ゴースト・ガード~超人気配信グループは男装女子を溺愛中!?~

「はい。トンネルに巣食っていた悪霊は祓いました。もう大丈夫です」
「そっか。良かったぁ」
 慧都先輩と、白銀くんが、心の底からホッとしたような顔をしたとき。

「ん……」
 小さな呻き声をあげて、春宮くんが身じろぎした。

「光成! 起きたか?」
 白銀くんが声をかけると、春宮くんは額を押さえながら身体を起こした。

「あれ……ぼく、気を失ってた?」
「ああ。

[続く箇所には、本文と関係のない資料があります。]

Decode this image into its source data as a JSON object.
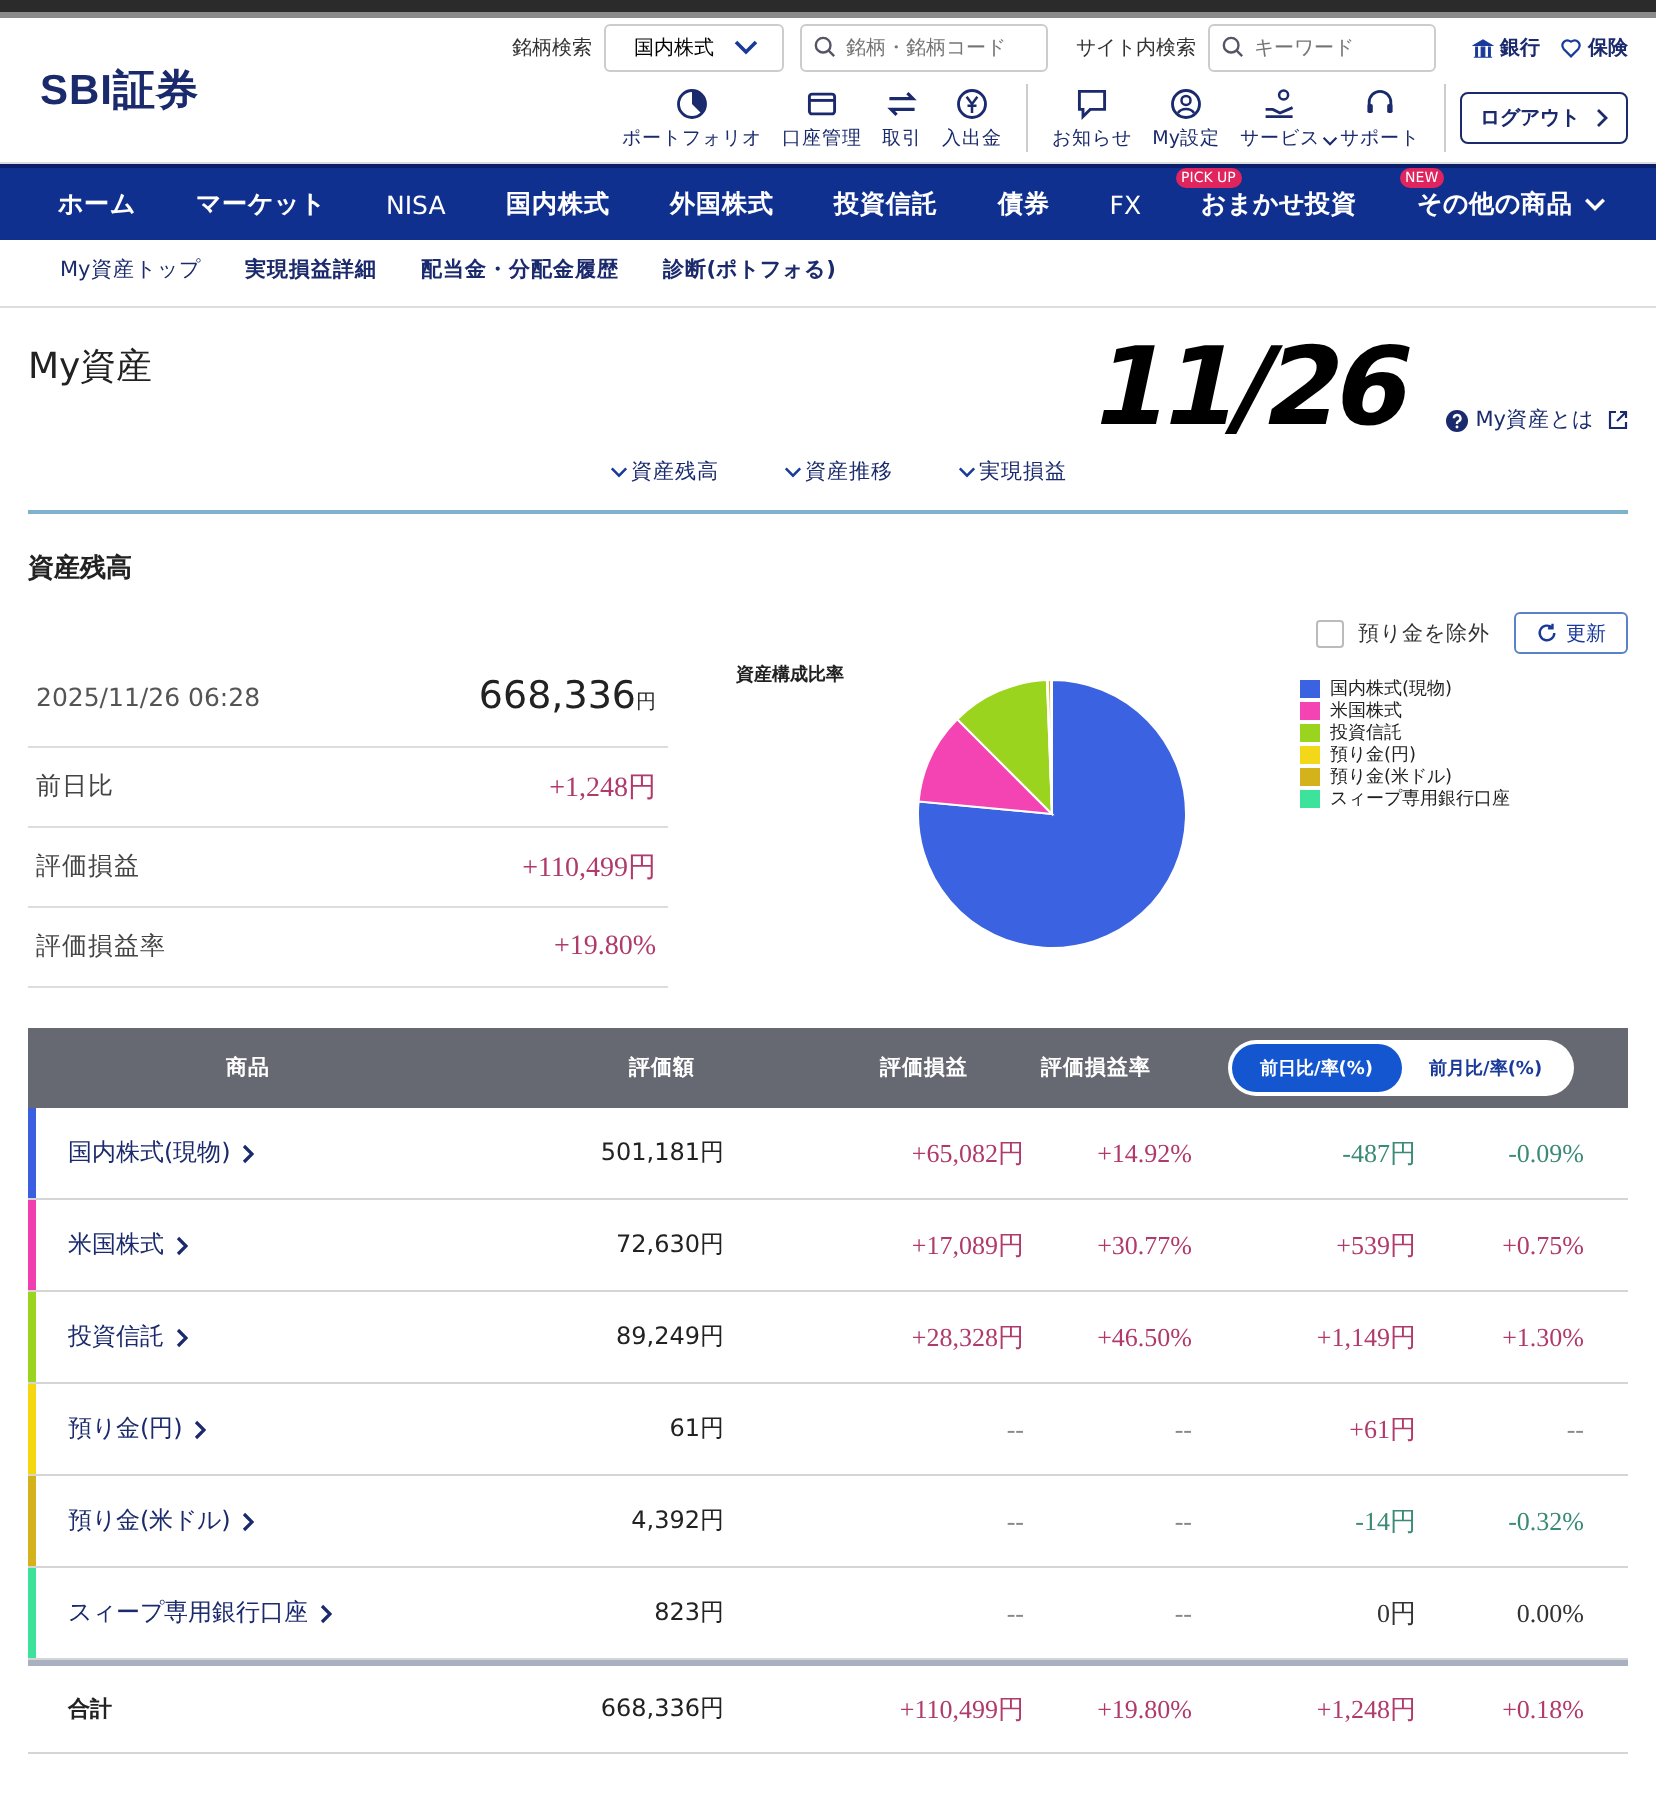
{
  "header": {
    "logo": "SBI証券",
    "stock_search": {
      "label": "銘柄検索",
      "market": "国内株式",
      "placeholder": "銘柄・銘柄コード"
    },
    "site_search": {
      "label": "サイト内検索",
      "placeholder": "キーワード"
    },
    "links": [
      {
        "label": "銀行",
        "kind": "bank"
      },
      {
        "label": "保険",
        "kind": "insurance"
      }
    ],
    "tools": [
      {
        "label": "ポートフォリオ",
        "kind": "portfolio"
      },
      {
        "label": "口座管理",
        "kind": "card"
      },
      {
        "label": "取引",
        "kind": "trade"
      },
      {
        "label": "入出金",
        "kind": "yen"
      },
      {
        "label": "お知らせ",
        "kind": "notice"
      },
      {
        "label": "My設定",
        "kind": "user"
      },
      {
        "label": "サービス",
        "kind": "service"
      },
      {
        "label": "サポート",
        "kind": "support"
      }
    ],
    "logout": "ログアウト"
  },
  "nav": [
    {
      "label": "ホーム"
    },
    {
      "label": "マーケット"
    },
    {
      "label": "NISA"
    },
    {
      "label": "国内株式"
    },
    {
      "label": "外国株式"
    },
    {
      "label": "投資信託"
    },
    {
      "label": "債券"
    },
    {
      "label": "FX"
    },
    {
      "label": "おまかせ投資",
      "badge": "PICK UP"
    },
    {
      "label": "その他の商品",
      "badge": "NEW"
    }
  ],
  "subnav": [
    "My資産トップ",
    "実現損益詳細",
    "配当金・分配金履歴",
    "診断(ポトフォる)"
  ],
  "note": "11/26",
  "page_title": "My資産",
  "help_link": "My資産とは",
  "anchors": [
    "資産残高",
    "資産推移",
    "実現損益"
  ],
  "section_title": "資産残高",
  "exclude_deposit": {
    "label": "預り金を除外",
    "checked": false
  },
  "refresh": "更新",
  "summary": {
    "datetime": "2025/11/26 06:28",
    "total": "668,336",
    "unit": "円",
    "rows": [
      {
        "label": "前日比",
        "value": "+1,248円"
      },
      {
        "label": "評価損益",
        "value": "+110,499円"
      },
      {
        "label": "評価損益率",
        "value": "+19.80%"
      }
    ]
  },
  "pie": {
    "title": "資産構成比率",
    "legend": [
      {
        "label": "国内株式(現物)",
        "color": "#3b62e0"
      },
      {
        "label": "米国株式",
        "color": "#f444b4"
      },
      {
        "label": "投資信託",
        "color": "#9ad41f"
      },
      {
        "label": "預り金(円)",
        "color": "#f2d818"
      },
      {
        "label": "預り金(米ドル)",
        "color": "#d4b21c"
      },
      {
        "label": "スィープ専用銀行口座",
        "color": "#3de39a"
      }
    ]
  },
  "table": {
    "columns": [
      "商品",
      "評価額",
      "評価損益",
      "評価損益率"
    ],
    "toggle": [
      {
        "label": "前日比/率(%)",
        "selected": true
      },
      {
        "label": "前月比/率(%)",
        "selected": false
      }
    ],
    "rows": [
      {
        "color": "#3b5fe0",
        "cells": [
          {
            "text": "国内株式(現物)",
            "kind": "name"
          },
          {
            "text": "501,181円",
            "kind": "amount"
          },
          {
            "text": "+65,082円",
            "color": "#b03a6b"
          },
          {
            "text": "+14.92%",
            "color": "#b03a6b"
          },
          {
            "text": "-487円",
            "color": "#3a8a76"
          },
          {
            "text": "-0.09%",
            "color": "#3a8a76"
          }
        ]
      },
      {
        "color": "#f03fac",
        "cells": [
          {
            "text": "米国株式",
            "kind": "name"
          },
          {
            "text": "72,630円",
            "kind": "amount"
          },
          {
            "text": "+17,089円",
            "color": "#b03a6b"
          },
          {
            "text": "+30.77%",
            "color": "#b03a6b"
          },
          {
            "text": "+539円",
            "color": "#b03a6b"
          },
          {
            "text": "+0.75%",
            "color": "#b03a6b"
          }
        ]
      },
      {
        "color": "#9ad41f",
        "cells": [
          {
            "text": "投資信託",
            "kind": "name"
          },
          {
            "text": "89,249円",
            "kind": "amount"
          },
          {
            "text": "+28,328円",
            "color": "#b03a6b"
          },
          {
            "text": "+46.50%",
            "color": "#b03a6b"
          },
          {
            "text": "+1,149円",
            "color": "#b03a6b"
          },
          {
            "text": "+1.30%",
            "color": "#b03a6b"
          }
        ]
      },
      {
        "color": "#f5d60f",
        "cells": [
          {
            "text": "預り金(円)",
            "kind": "name"
          },
          {
            "text": "61円",
            "kind": "amount"
          },
          {
            "text": "--",
            "color": "#888888"
          },
          {
            "text": "--",
            "color": "#888888"
          },
          {
            "text": "+61円",
            "color": "#b03a6b"
          },
          {
            "text": "--",
            "color": "#888888"
          }
        ]
      },
      {
        "color": "#d4b21c",
        "cells": [
          {
            "text": "預り金(米ドル)",
            "kind": "name"
          },
          {
            "text": "4,392円",
            "kind": "amount"
          },
          {
            "text": "--",
            "color": "#888888"
          },
          {
            "text": "--",
            "color": "#888888"
          },
          {
            "text": "-14円",
            "color": "#3a8a76"
          },
          {
            "text": "-0.32%",
            "color": "#3a8a76"
          }
        ]
      },
      {
        "color": "#3de39a",
        "cells": [
          {
            "text": "スィープ専用銀行口座",
            "kind": "name"
          },
          {
            "text": "823円",
            "kind": "amount"
          },
          {
            "text": "--",
            "color": "#888888"
          },
          {
            "text": "--",
            "color": "#888888"
          },
          {
            "text": "0円",
            "color": "#333333"
          },
          {
            "text": "0.00%",
            "color": "#333333"
          }
        ]
      }
    ],
    "total": {
      "cells": [
        {
          "text": "合計",
          "kind": "label"
        },
        {
          "text": "668,336円",
          "kind": "amount"
        },
        {
          "text": "+110,499円",
          "color": "#b03a6b"
        },
        {
          "text": "+19.80%",
          "color": "#b03a6b"
        },
        {
          "text": "+1,248円",
          "color": "#b03a6b"
        },
        {
          "text": "+0.18%",
          "color": "#b03a6b"
        }
      ]
    }
  }
}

五分くらい。大丈夫か?」
「うん。なんとかね……いまはどういう状況?」
「キリヤが悪霊を祓ってくれた。もう大丈夫だ」
「そっか。キリヤ、ありがとう」
 春宮くんはまだ少し青い顔で微笑んだ。

「どういたしまして。みんなを守れて良かった……」
 意識を取り戻した春宮くんを見て安心したら、力が抜けた。
 すとんとその場に座り込むと、みんなが慌てたような顔で私を見た。

「えっ」
「キリヤ、大丈夫?」
「大丈夫です。安心したら力が抜けて……はは。みんなが無事で、本当に良かった……」
 涙ぐみながら微笑むと、みんな、なんともいえない顔をした。
 困ったような、戸惑ったような――すごく複雑な顔。